Ibec has urged continued vigilance over the reliance on corporation tax in an assessment of the Budget.
The employers group Head of National Policy and Chief Economist made the comments during an appearance at the Oireachtas Committee on Budgetary Oversight.
In his opening address, Gerard Brady told the committee members that the tax base in Ireland "continues to be significantly concentrated."
"Corporate tax, which was 16% of total taxation a decade ago is set to rise to almost one-third of all taxation in 2026."
Mr Brady said the Exchequer will "collect 87 cent in corporate tax next year for every euro we collect in income tax and USC."
"In a normal country, that would be about 25 cent."
He told the committee, which is examining the potential impact of Budget 2026, that Ireland will "collect €12,000 next year in CT for every worker in the economy, nearly €5,000 per worker more than what might be expected in other small open globalised economies."
"We must continue to be vigilant on this front and seek to reduce our fiscal exposure," he added.
Overall, the business body has given a welcome to the budgetary package, which it said delivered "a focus on driving innovation, protecting and creating jobs, and increasing investment in critical infrastructure."
Gerard Brady said the measures, announced on 7 October, "demonstrate sensible ambition" and he said there are a number which will "particularly support business activity in the country."
They include the commitment to invest an additional €2 billion in capital spending on infrastructure, the expansion of the Research and Development (R&D) tax credit to 35%, up from 30%, and the widening of the scope of qualifying research, which Ibec said are "crucial measures for fostering high-value job creation among both Irish and international firms."

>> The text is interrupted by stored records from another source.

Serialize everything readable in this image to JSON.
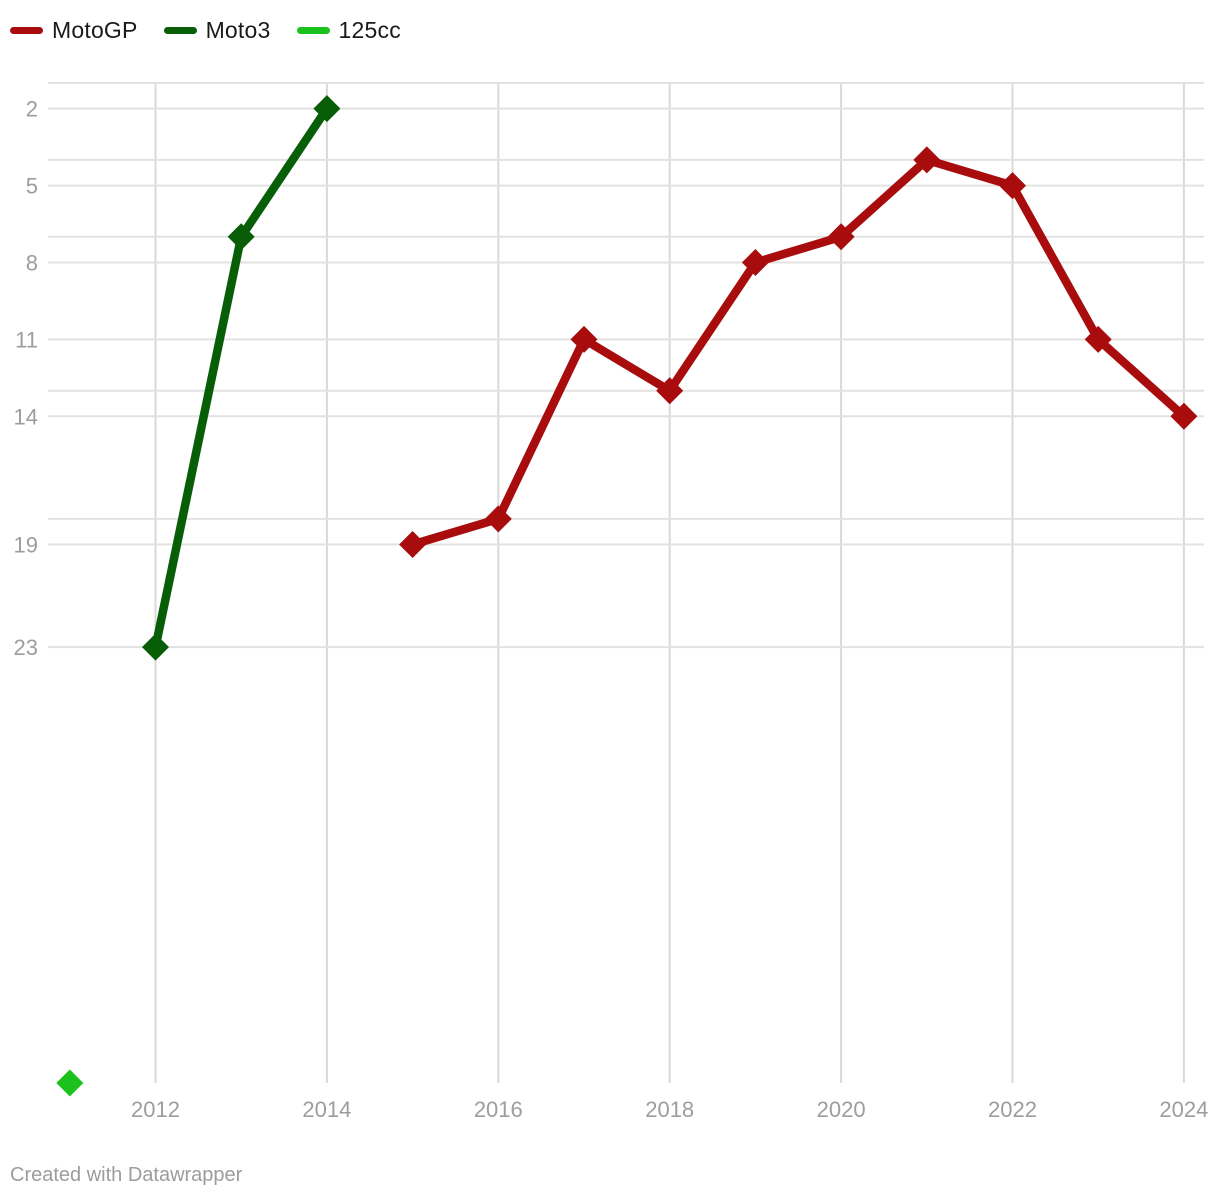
{
  "legend": {
    "items": [
      {
        "label": "MotoGP",
        "color": "#a80c0c"
      },
      {
        "label": "Moto3",
        "color": "#075e07"
      },
      {
        "label": "125cc",
        "color": "#1cc11c"
      }
    ]
  },
  "footer": {
    "text": "Created with Datawrapper"
  },
  "colors": {
    "background": "#ffffff",
    "horizontal_gridline": "#e2e2e2",
    "vertical_gridline": "#d9d9d9",
    "axis_text": "#9d9d9d",
    "legend_text": "#1a1a1a",
    "footer_text": "#9c9c9c"
  },
  "chart_data": {
    "type": "line",
    "title": "",
    "xlabel": "",
    "ylabel": "",
    "legend_position": "top-left",
    "grid": true,
    "marker": "diamond",
    "x_axis": {
      "tick_labels": [
        "2012",
        "2014",
        "2016",
        "2018",
        "2020",
        "2022",
        "2024"
      ],
      "ticks": [
        2012,
        2014,
        2016,
        2018,
        2020,
        2022,
        2024
      ],
      "range": [
        2011,
        2024.25
      ]
    },
    "y_axis": {
      "labeled_ticks": [
        2,
        5,
        8,
        11,
        14,
        19,
        23
      ],
      "gridline_values": [
        1,
        2,
        4,
        5,
        7,
        8,
        11,
        13,
        14,
        18,
        19,
        23
      ],
      "range": [
        1,
        40
      ],
      "inverted": true
    },
    "series": [
      {
        "name": "MotoGP",
        "color": "#a80c0c",
        "points": [
          [
            2015,
            19
          ],
          [
            2016,
            18
          ],
          [
            2017,
            11
          ],
          [
            2018,
            13
          ],
          [
            2019,
            8
          ],
          [
            2020,
            7
          ],
          [
            2021,
            4
          ],
          [
            2022,
            5
          ],
          [
            2023,
            11
          ],
          [
            2024,
            14
          ]
        ]
      },
      {
        "name": "Moto3",
        "color": "#075e07",
        "points": [
          [
            2012,
            23
          ],
          [
            2013,
            7
          ],
          [
            2014,
            2
          ]
        ]
      },
      {
        "name": "125cc",
        "color": "#1cc11c",
        "points": [
          [
            2011,
            40
          ]
        ]
      }
    ]
  }
}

The employers group also welcomed the reduction of VAT to 9% for the food led hospitality sector, as well as for new build apartments, which it said will "make more supply viable in the coming years," and the commitment of a €70 million or 17% increase in innovation capital funding.
The Head of National Policy and Chief Economist at Ibec said the organisation believes "the lack" of specific funding for in-work skills supports in the Budget "believe could be a missed opportunity."
In particular, Gerard Brady said there was "no provision for increased funding for Skillnet Business Networks," which he said are "critical networks of companies working together to build responsive training."
"This is a matched funding model, with a strong track record, which is significantly oversubscribed."
"In effect, the lack of matched public funding will mean millions of euro of private funding already committed will be left on the table," he added.
Mr Brady told the committee that some of the networks will "run out of funding to match private training funds looking to be deployed by next summer."